Kdm4d knockdown effectively suppresses HSC activation in vitro. (a) Western blotting analysis of Kdm4d knockdown efficiency in activated C57BL/6J mice primary HSCs. (b) Effects of Kdm4d knockdown on the expression of pro-fibrogenic genes (Acta2, Col1a1, and Vim) were examined by qRT-PCR. (c) Representative immunofluorescence images of primary HSCs from sh-Ctrl and sh-Kdm4d mice. (d) Collagen gel contraction assay of primary HSCs from sh-Ctrl and sh-Kdm4d mice (n = 3 for each group). Statistical analysis of collagen area/dish area was shown in the right panel. (e) Representative migration images of primary HSCs from sh-Ctrl and sh-Kdm4d mice (n = 5 for each group). Statistical analysis of cell number per field was shown in the right panel. Data were presented as mean ± SD, *p < .05, and **p < .01.
3.5. KDM4D modulates TLR4 expression in HSCs
To uncover the mechanism by which KDM4D promotes liver fibrosis, a whole genome transcriptomic analysis was performed in si-NC or si-KDM4D treated LX2 cells. ClueGO analysis of the differentially downregulated genes (si-KDM4D vs. si-NC) revealed the predicted biological associations of these altered genes including the Toll-like receptor (TLR) signaling pathway, intestinal immune network for IgA production, rheumatoid arthritis, transcriptional deregulation in cancer, African trypanosomiasis, leukocyte transendothelial migration, and cytokine-cytokine interaction (Fig. 5a and Supplementary Fig. 3a). It is well known that TLR4 signaling is critically involved in the activation of HSCs during liver injury. Indeed, knockdown of TLR4 in LX2 cells dramatically inhibited the mRNA expression of pro-fibrogenic genes (Supplementary Fig. 3b, 3c). We therefore hypothesized that KDM4D might activate TLR4 expression by epigenetic modifications (Fig. 5b). Indeed, Kdm4d knockdown mainly led to dramatic reduction of TLR4 protein level and enhanced remarks of H3K9me2 and H3K9me3, but not H3K9me1 (Fig. 5c). The ChIP assay validated that compared with the negative control (mouse IgG), marked enrichment of the TLR4 promoter was found in the cistrome of H3K9me2 and H3K9me3 in KDM4D knockdown LX2 cells (Fig. 5d). Consistently, H3K9me2 ChIP analysis confirmed much higher H3K9me2 markers on the TLR4 promoter in KDM4D knockdown cells (Fig. 5d). Moreover, KDM4D ChIP analysis showed that KDM4D/Kdm4d knockdown markedly attenuated the occupancy of KDM4D on the TLR4/Tlr4 promoter in the LX2 cells (Fig. 5e) and primary HSCs (Fig. 5f), respectively.

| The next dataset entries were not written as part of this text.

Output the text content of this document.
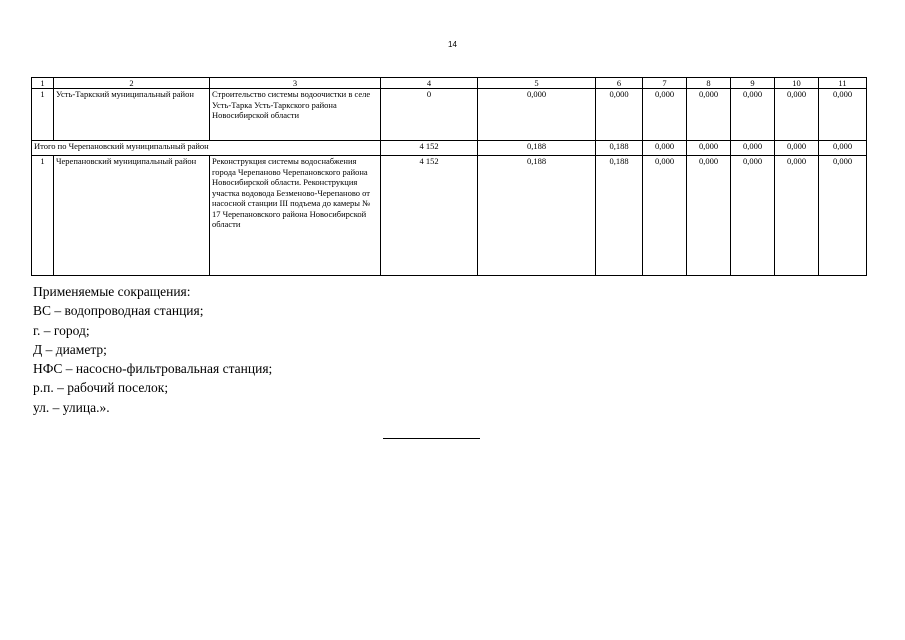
14
1	2	3	4	5	6	7	8	9	10	11
1	Усть-Таркский муниципальный район	Строительство системы водоочистки в селе Усть-Тарка Усть-Таркского района Новосибирской области	0	0,000	0,000	0,000	0,000	0,000	0,000	0,000
Итого по Черепановский муниципальный район			4 152	0,188	0,188	0,000	0,000	0,000	0,000	0,000
1	Черепановский муниципальный район	Реконструкция системы водоснабжения города Черепаново Черепановского района Новосибирской области. Реконструкция участка водовода Безменово-Черепаново от насосной станции III подъема до камеры № 17 Черепановского района Новосибирской области	4 152	0,188	0,188	0,000	0,000	0,000	0,000	0,000
Применяемые сокращения:
ВС – водопроводная станция;
г. – город;
Д – диаметр;
НФС – насосно-фильтровальная станция;
р.п. – рабочий поселок;
ул. – улица.».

We also analyzed the implication of KDM4D overexpression on TLR4 expression by transient transfection of LX2 cells with extraneous expression vectors for KDM4D and its demethylation-defective mutant. As a result, overexpression of KDM4D but not the demethylation-defective mutant form significantly up-regulated the mRNA and protein expression of TLR4 (Fig. 5g, h). These observations clearly demonstrate the epigenetic regulatory role of KDM4D on the expression of TLR4 through modulating H3K9me2 and H3K9me3 status on its promoter in HSCs.
Fig. 5.
KDM4D modulates TLR4 expression in HSCs. (a) Expression profile chip analysis with scramble siRNA (NC) or si-KDM4D; ClueGO analysis of the differentially downregulated genes by CytoScape software. Enriched pathways are shown as nodes interconnected based on the κ score. (b) Model depicting the role of KDM4D in transcriptional regulation of TLR4 expression in liver fibrogenesis. (c) Immunoblotting of TLR4, H3K9me1, H3K9me2, H3K9me3 expression in LX2 and T6 cell lines transfected with specific siRNAs against KDM4D/Kdm4d. Histone H3 serves as the loading control. (d) ChIP assays were performed with indicated antibodies in LX2 cells with or without the KDM4D knockdown, and enrichment of target DNA was analyzed with qPCR using primers specific for the TLR4 promoter. Fold enrichments were calculated by DNA enrichment bound with H3K9me2 antibody compared with those bound with IgG. (e) KDM4D ChIP assays were performed in LX2 cells with or without KDM4D knockdown, and enrichment of target DNA was analyzed with qPCR using primers specific for the TLR4 promoter. (f) KDM4D ChIP assays were performed in primary HSCs isolated from mice with or without AAV-shKdm4d treatment, and enrichment of target DNA was analyzed with qPCR using primers specific for the Tlr4 promoter. (g, h) Effects of overexpressing of KDM4D and its demethylation-defective mutant vector on the mRNA (g) and protein expression (h) of TLR4 in LX2 cells. Data are presented as mean ± S.D. *p < .05, **p < .01, and ***p < .001.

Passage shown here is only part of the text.